Richard Kennedy is acting director of the Center for Folklife and Cultural Heritage. He also continues to serve as deputy director, a post he has held since 1994. In his dual role as acting director and deputy director, he is responsible for the development and management of programmatic and administrative plans, including the Smithsonian's annual Folklife Festival Program, produced since 1967; Smithsonian Folkways Recordings and its digital Web site "Smithsonian Global Sound"; the Ralph Rinzler Archives, a documentary collection of traditional culture from across the United States and around the world; and various research, educational and documentary activities.
He has curated nine major Festival programs, including Hawai'i, Indonesia, Thailand, the Philippines, Tibetan culture, the Silk Road, Oman and the Mekong River.
Before coming to the Smithsonian, he was associate director of the National Council for the Traditional Arts, where he produced the documentary film "Dance of Tears" about a refugee Cambodian dance troupe. The film received the "best documentary" award at the San Francisco Film Festival. For 12 years, he was chair of South Asian Area Studies at the U.S. State Department's Foreign Service Institute.

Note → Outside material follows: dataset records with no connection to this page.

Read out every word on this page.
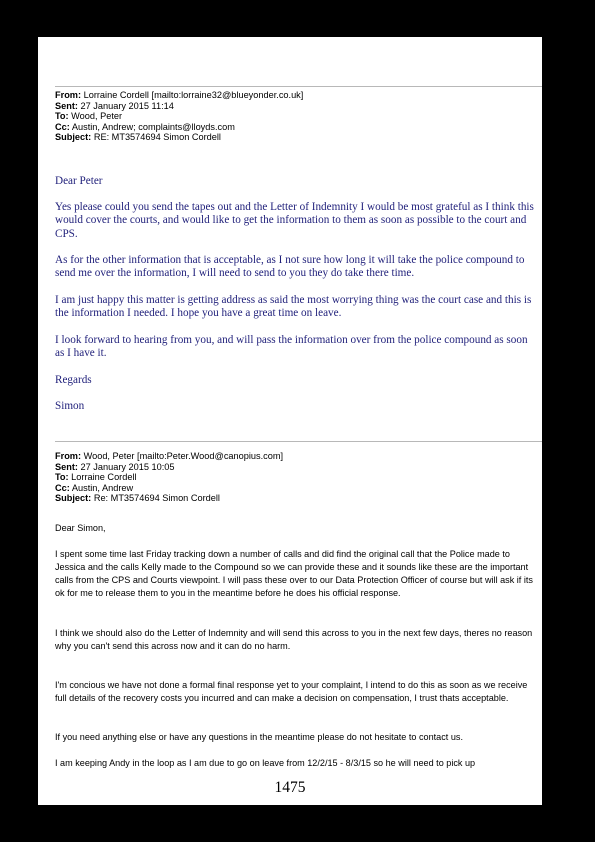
From: Lorraine Cordell [mailto:lorraine32@blueyonder.co.uk]
Sent: 27 January 2015 11:14
To: Wood, Peter
Cc: Austin, Andrew; complaints@lloyds.com
Subject: RE: MT3574694 Simon Cordell
Dear Peter
Yes please could you send the tapes out and the Letter of Indemnity I would be most grateful as I think this would cover the courts, and would like to get the information to them as soon as possible to the court and CPS.
As for the other information that is acceptable, as I not sure how long it will take the police compound to send me over the information, I will need to send to you they do take there time.
I am just happy this matter is getting address as said the most worrying thing was the court case and this is the information I needed. I hope you have a great time on leave.
I look forward to hearing from you, and will pass the information over from the police compound as soon as I have it.
Regards
Simon
From: Wood, Peter [mailto:Peter.Wood@canopius.com]
Sent: 27 January 2015 10:05
To: Lorraine Cordell
Cc: Austin, Andrew
Subject: Re: MT3574694 Simon Cordell
Dear Simon,
I spent some time last Friday tracking down a number of calls and did find the original call that the Police made to Jessica and the calls Kelly made to the Compound so we can provide these and it sounds like these are the important calls from the CPS and Courts viewpoint. I will pass these over to our Data Protection Officer of course but will ask if its ok for me to release them to you in the meantime before he does his official response.
I think we should also do the Letter of Indemnity and will send this across to you in the next few days, theres no reason why you can't send this across now and it can do no harm.
I'm concious we have not done a formal final response yet to your complaint, I intend to do this as soon as we receive full details of the recovery costs you incurred and can make a decision on compensation, I trust thats acceptable.
If you need anything else or have any questions in the meantime please do not hesitate to contact us.
I am keeping Andy in the loop as I am due to go on leave from 12/2/15 - 8/3/15 so he will need to pick up
1475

Kennedy currently serves as a board member of the Hoshyar Foundation. He also has been a member of such organizations as the Association of Asian Studies, Asia Society, American Folklore Society, American Association of Museums, American Association for State and Local History, American Anthropology Association, Council for Museum Anthropology and Halau Haloa.

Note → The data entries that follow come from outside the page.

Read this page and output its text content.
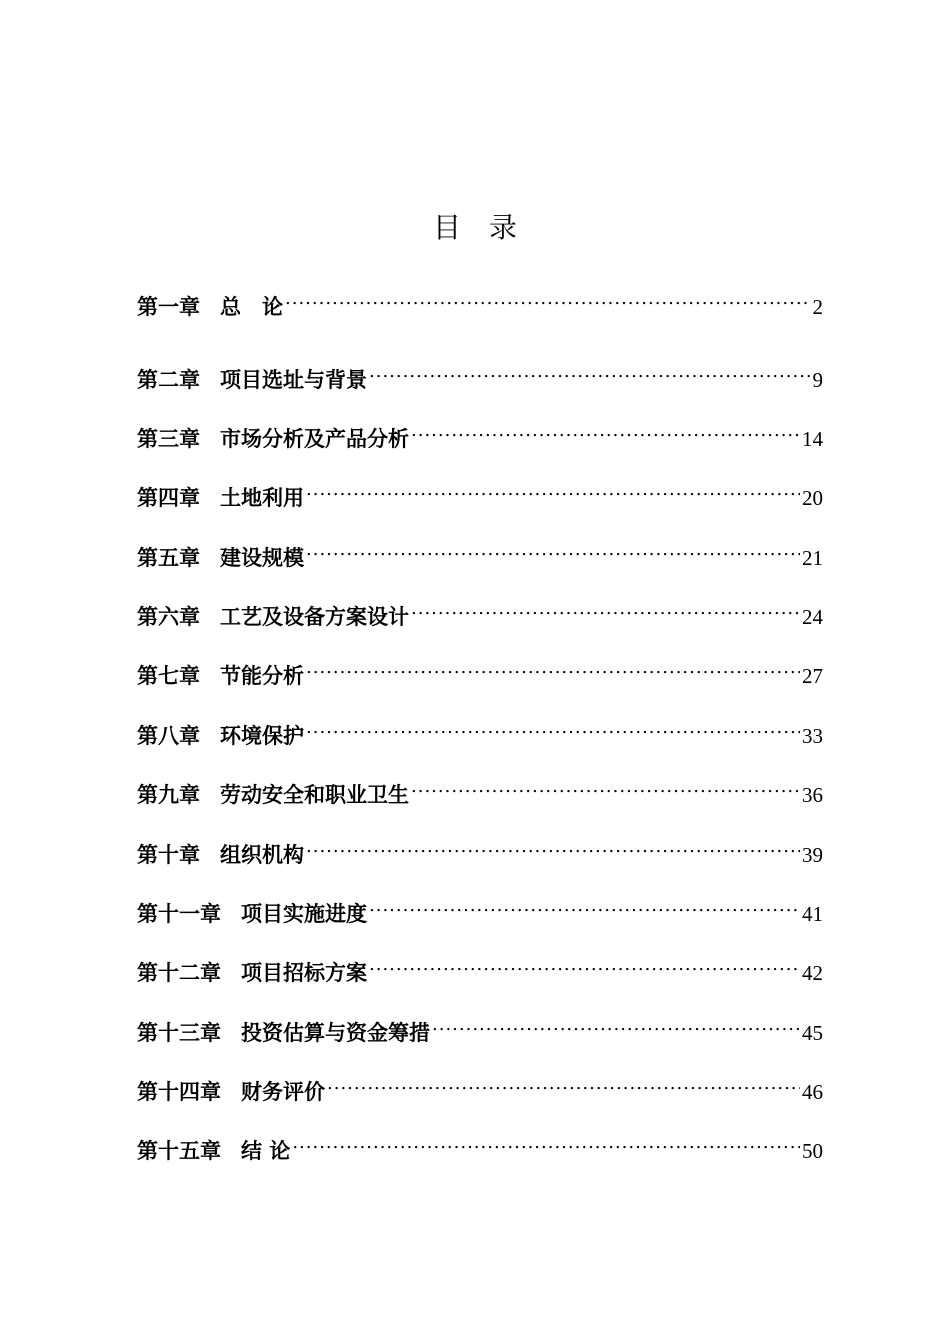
目　录
第一章 总　论 .....	2
第二章 项目选址与背景 .....	9
第三章 市场分析及产品分析 .....	14
第四章 土地利用 .....	20
第五章 建设规模 .....	21
第六章 工艺及设备方案设计 .....	24
第七章 节能分析 .....	27
第八章 环境保护 .....	33
第九章 劳动安全和职业卫生 .....	36
第十章 组织机构 .....	39
第十一章 项目实施进度 .....	41
第十二章 项目招标方案 .....	42
第十三章 投资估算与资金筹措 .....	45
第十四章 财务评价 .....	46
第十五章 结 论 .....	50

He has written numerous articles and reviews, which have been published in such journals as Foreign Policy and the Journal of Asian Studies.

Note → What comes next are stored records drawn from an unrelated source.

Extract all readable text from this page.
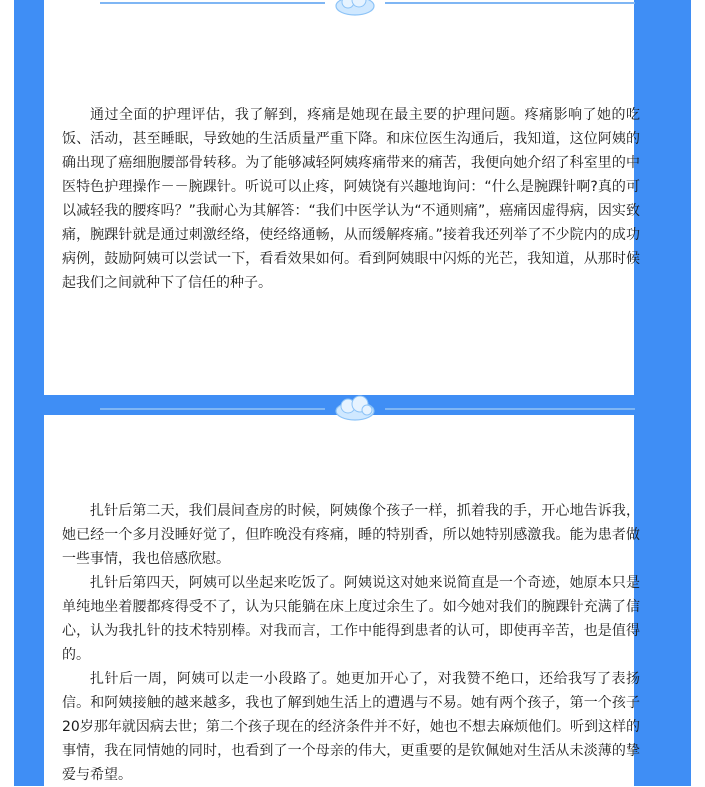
通过全面的护理评估，我了解到，疼痛是她现在最主要的护理问题。疼痛影响了她的吃饭、活动，甚至睡眠，导致她的生活质量严重下降。和床位医生沟通后，我知道，这位阿姨的确出现了癌细胞腰部骨转移。为了能够减轻阿姨疼痛带来的痛苦，我便向她介绍了科室里的中医特色护理操作－－腕踝针。听说可以止疼，阿姨饶有兴趣地询问：“什么是腕踝针啊?真的可以减轻我的腰疼吗？”我耐心为其解答：“我们中医学认为“不通则痛”，癌痛因虚得病，因实致痛，腕踝针就是通过刺激经络，使经络通畅，从而缓解疼痛。”接着我还列举了不少院内的成功病例，鼓励阿姨可以尝试一下，看看效果如何。看到阿姨眼中闪烁的光芒，我知道，从那时候起我们之间就种下了信任的种子。

扎针后第二天，我们晨间查房的时候，阿姨像个孩子一样，抓着我的手，开心地告诉我，她已经一个多月没睡好觉了，但昨晚没有疼痛，睡的特别香，所以她特别感激我。能为患者做一些事情，我也倍感欣慰。

扎针后第四天，阿姨可以坐起来吃饭了。阿姨说这对她来说简直是一个奇迹，她原本只是单纯地坐着腰都疼得受不了，认为只能躺在床上度过余生了。如今她对我们的腕踝针充满了信心，认为我扎针的技术特别棒。对我而言，工作中能得到患者的认可，即使再辛苦，也是值得的。

扎针后一周，阿姨可以走一小段路了。她更加开心了，对我赞不绝口，还给我写了表扬信。和阿姨接触的越来越多，我也了解到她生活上的遭遇与不易。她有两个孩子，第一个孩子20岁那年就因病去世；第二个孩子现在的经济条件并不好，她也不想去麻烦他们。听到这样的事情，我在同情她的同时，也看到了一个母亲的伟大，更重要的是钦佩她对生活从未淡薄的挚爱与希望。
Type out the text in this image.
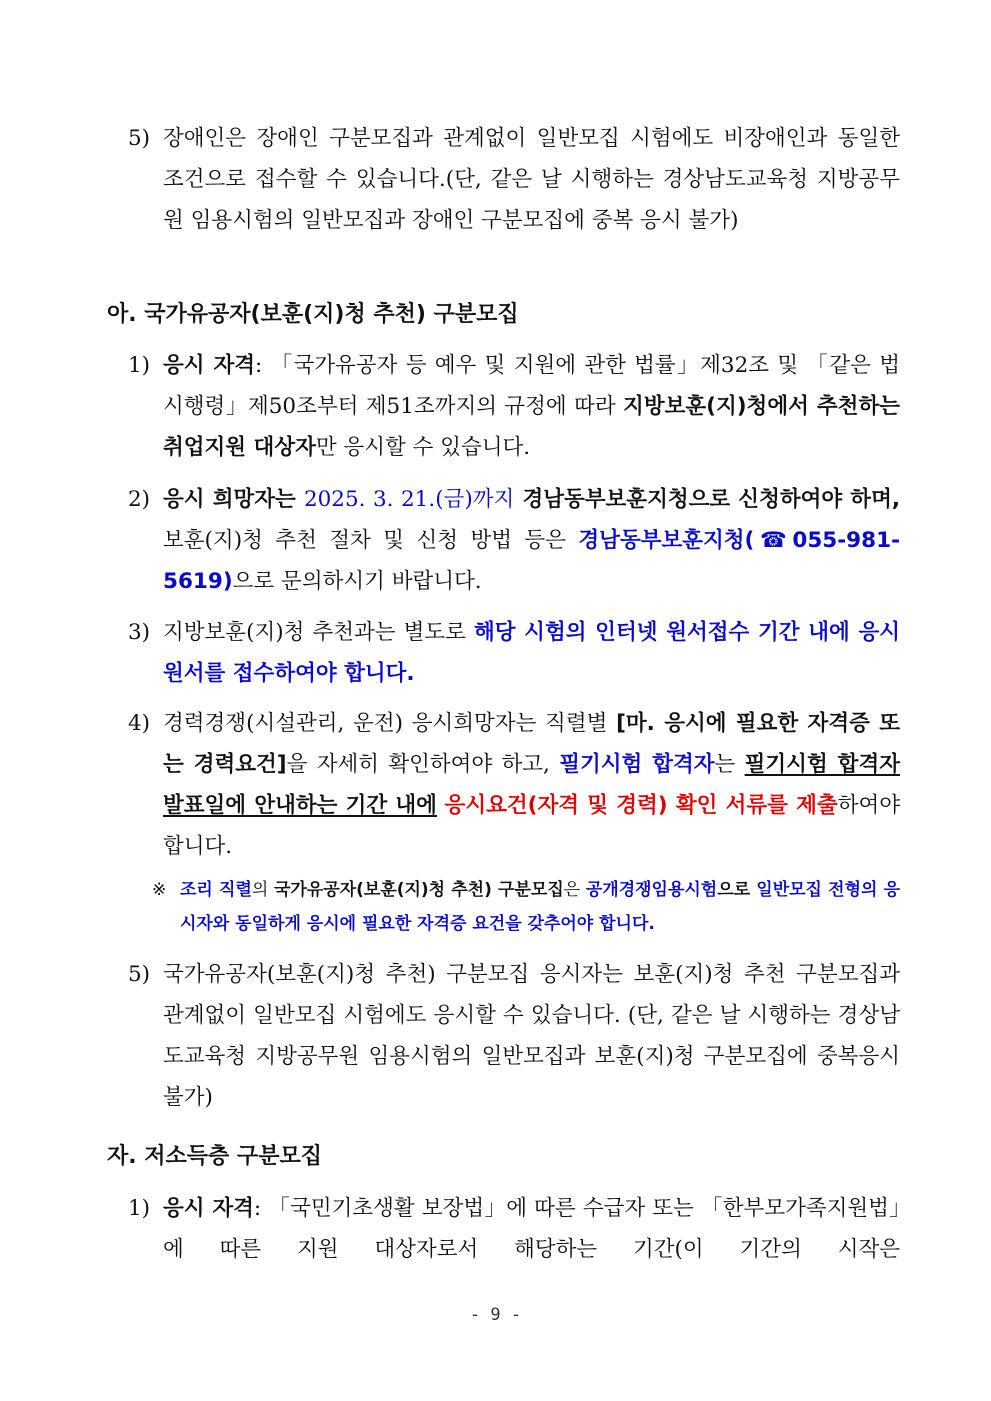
5) 장애인은 장애인 구분모집과 관계없이 일반모집 시험에도 비장애인과 동일한 조건으로 접수할 수 있습니다.(단, 같은 날 시행하는 경상남도교육청 지방공무원 임용시험의 일반모집과 장애인 구분모집에 중복 응시 불가)
아. 국가유공자(보훈(지)청 추천) 구분모집
1) 응시 자격: 「국가유공자 등 예우 및 지원에 관한 법률」제32조 및 「같은 법 시행령」제50조부터 제51조까지의 규정에 따라 지방보훈(지)청에서 추천하는 취업지원 대상자만 응시할 수 있습니다.
2) 응시 희망자는 2025. 3. 21.(금)까지 경남동부보훈지청으로 신청하여야 하며, 보훈(지)청 추천 절차 및 신청 방법 등은 경남동부보훈지청(☎055-981-5619)으로 문의하시기 바랍니다.
3) 지방보훈(지)청 추천과는 별도로 해당 시험의 인터넷 원서접수 기간 내에 응시원서를 접수하여야 합니다.
4) 경력경쟁(시설관리, 운전) 응시희망자는 직렬별 [마. 응시에 필요한 자격증 또는 경력요건]을 자세히 확인하여야 하고, 필기시험 합격자는 필기시험 합격자 발표일에 안내하는 기간 내에 응시요건(자격 및 경력) 확인 서류를 제출하여야 합니다.
※ 조리 직렬의 국가유공자(보훈(지)청 추천) 구분모집은 공개경쟁임용시험으로 일반모집 전형의 응시자와 동일하게 응시에 필요한 자격증 요건을 갖추어야 합니다.
5) 국가유공자(보훈(지)청 추천) 구분모집 응시자는 보훈(지)청 추천 구분모집과 관계없이 일반모집 시험에도 응시할 수 있습니다. (단, 같은 날 시행하는 경상남도교육청 지방공무원 임용시험의 일반모집과 보훈(지)청 구분모집에 중복응시 불가)
자. 저소득층 구분모집
1) 응시 자격: 「국민기초생활 보장법」에 따른 수급자 또는 「한부모가족지원법」에 따른 지원 대상자로서 해당하는 기간(이 기간의 시작은
- 9 -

Kennedy received a bachelor's degree in East Asia and Religious Studies from the University of California, Santa Barbara (1968); he earned his master's degree (1974) and doctorate degree (1980) in South and Southeast Asian Studies from the University of California, Berkeley. He taught courses at the Berkeley and Santa Cruz campuses of the University and has lectured widely on Asian culture. He also has consulted for the National Endowment for the Arts, the National Endowment for the Humanities, the Department of State, the United States Information Agency and various arts and humanities councils. In May 2007, he received an honorary doctorate from Connecticut College.